Certains outils vont-ils être lancés de manière précoce pour répondre à l’urgence de la situation ?
Nous travaillons sur la sortie, dans le courant de la semaine, de deux nouveaux outils de partage de documents, d’espaces de travail et de coopération en mode projet – Osmose et Plano –, ergonomiques et facilement accessibles depuis Internet. Ces solutions sont basées sur les logiciels des éditeurs français Jalios et Wimi et ont convaincu les premiers utilisateurs. Discord, Twitch, Slack et leurs équivalents français Jamespot, Whaller, Rainbow et bien d’autres, sont des solutions sur étagère intéressantes. Les services de l’État évaluent avec ces éditeurs les possibilités de constitution d’offres de service sécurisées et performantes pour les agents. En attendant, je soutiens les initiatives locales prises par les enseignants et les établissements pour continuer à faire cours ou assurer les conseils de classe.
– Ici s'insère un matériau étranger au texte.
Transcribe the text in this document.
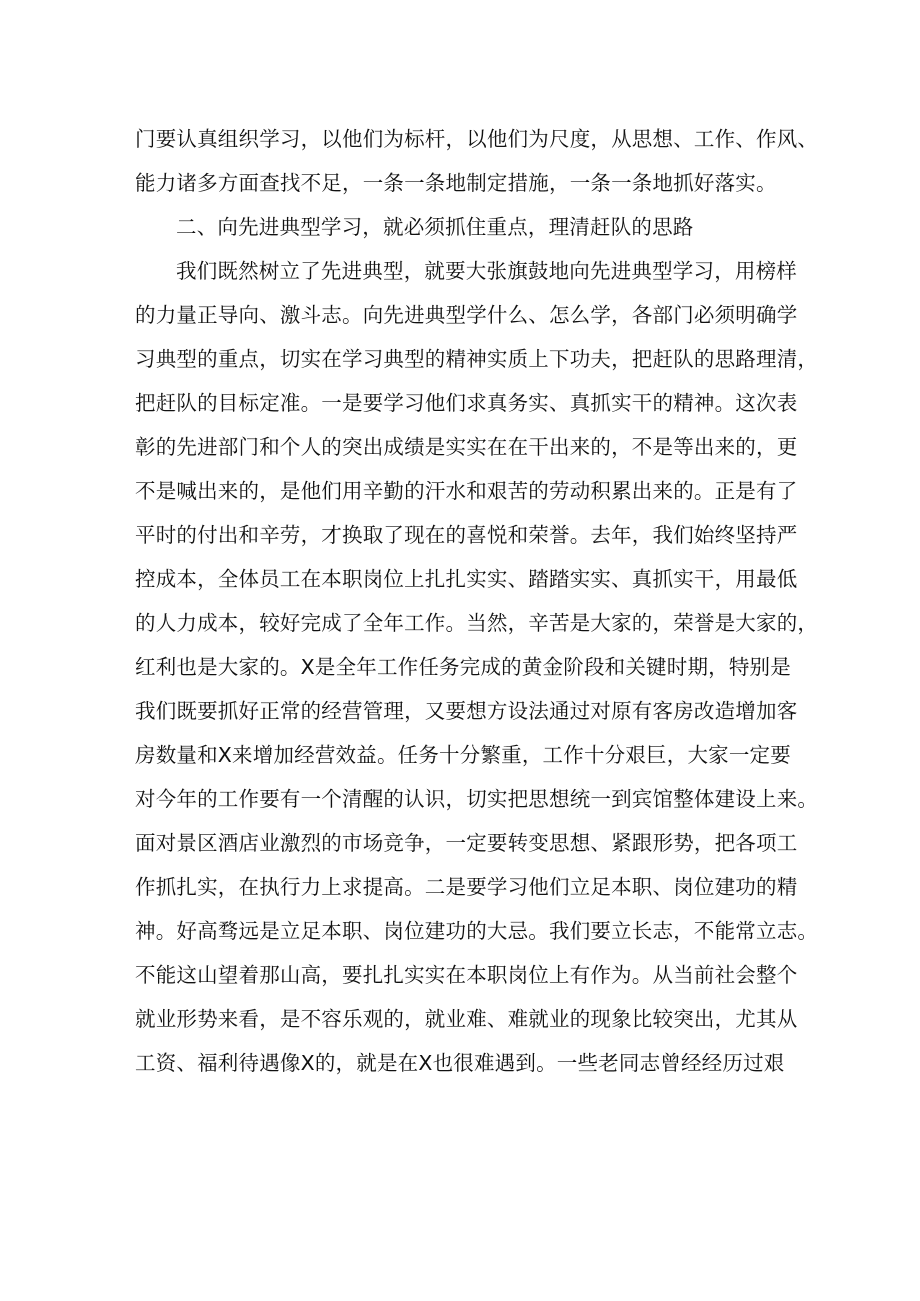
门要认真组织学习，以他们为标杆，以他们为尺度，从思想、工作、作风、
能力诸多方面查找不足，一条一条地制定措施，一条一条地抓好落实。
二、向先进典型学习，就必须抓住重点，理清赶队的思路
我们既然树立了先进典型，就要大张旗鼓地向先进典型学习，用榜样
的力量正导向、激斗志。向先进典型学什么、怎么学，各部门必须明确学
习典型的重点，切实在学习典型的精神实质上下功夫，把赶队的思路理清，
把赶队的目标定准。一是要学习他们求真务实、真抓实干的精神。这次表
彰的先进部门和个人的突出成绩是实实在在干出来的，不是等出来的，更
不是喊出来的，是他们用辛勤的汗水和艰苦的劳动积累出来的。正是有了
平时的付出和辛劳，才换取了现在的喜悦和荣誉。去年，我们始终坚持严
控成本，全体员工在本职岗位上扎扎实实、踏踏实实、真抓实干，用最低
的人力成本，较好完成了全年工作。当然，辛苦是大家的，荣誉是大家的，
红利也是大家的。X是全年工作任务完成的黄金阶段和关键时期，特别是
我们既要抓好正常的经营管理，又要想方设法通过对原有客房改造增加客
房数量和X来增加经营效益。任务十分繁重，工作十分艰巨，大家一定要
对今年的工作要有一个清醒的认识，切实把思想统一到宾馆整体建设上来。
面对景区酒店业激烈的市场竞争，一定要转变思想、紧跟形势，把各项工
作抓扎实，在执行力上求提高。二是要学习他们立足本职、岗位建功的精
神。好高骛远是立足本职、岗位建功的大忌。我们要立长志，不能常立志。
不能这山望着那山高，要扎扎实实在本职岗位上有作为。从当前社会整个
就业形势来看，是不容乐观的，就业难、难就业的现象比较突出，尤其从
工资、福利待遇像X的，就是在X也很难遇到。一些老同志曾经经历过艰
À ce propos, allez-vous revoir la doctrine de l’État en matière d’utilisation d’outils alternatifs, en adoptant une posture peut-être plus tolérante vis-à-vis des outils moins “souverains” utilisés par les argents, y compris après la crise ?
L’un des 6 enjeux stratégiques du programme Tech.gouv d’accélération de la transformation numérique du service public consiste à mettre en place des alliances avec les éditeurs privés et la société civile. Depuis mon arrivée à la Dinum, je prêche pour un numérique public à périmètre large, impliquant tous ceux qui veulent contribuer à l’intérêt général tout en respectant les règles du jeu que nous mettons en place : la réversibilité, l’accès aux données, la protection des données personnelles et la conformité stricte au RGPD [le règlement général sur la protection des données, en vigueur dans l’Union européenne, ndlr], le respect strict de la réglementation française et européenne, sans extraterritorialité, l’accessibilité des solutions aux personnes en situation de handicap, la réduction de l’empreinte carbone.
Je disais que ces outils alternatifs sont intéressants, mais combien de leurs porteurs sont-ils prêts à se conformer à nos orientations stratégiques ? Il y a une vraie prise de conscience des agents, de même que de l’ensemble de la société, que ce n’est pas parce qu’une application est gratuite et prête à être utilisée sur Internet qu’elle est saine. Les nombreux scandales de détournement de données personnelles pour des finalités peu reluisantes y ont contribué. L’ouverture de cette doctrine aux solutions du marché va certainement s’accentuer à l’issue de la crise sanitaire.

Nous avons assisté, pendant la semaine passée, à une cacophonie sur la validité ou non de l’attestation de sortie dérogatoire au format numérique sur smartphone. L’État travaille-t-il désormais sur une application officielle ?
Je crois au contraire que le gouvernement a été clair sur les objectifs et les modalités de confinement des Français. Il n’y a pas de travaux engagés sur la dématérialisation des attestations de sortie.

La situation particulière à laquelle font face les services publics, et en particulier leurs services informatiques, met-elle en lumière certaines problématiques qu’il conviendra de traiter à l’avenir, aussi bien au niveau des usages ou des infrastrcutures que de l’organisation du travail ?
Cette crise révèle les faiblesses de certaines infrastructures de l’État, mais également leurs forces. Elle révèle aussi la mobilisation exceptionnelle de ses agents pour trouver des solutions afin que le service public continue, malgré l’ampleur de la crise. Elle montre aussi que le réseau des directeurs du numérique de l’État sait se serrer les coudes pour faire face aux difficultés. Néanmoins, deux autres enjeux de Tech.gouv, l’attractivité de l’État employeur et l’autonomie de l’État, devront être développés davantage encore pour nous permettre de nous préparer aux prochaines crises.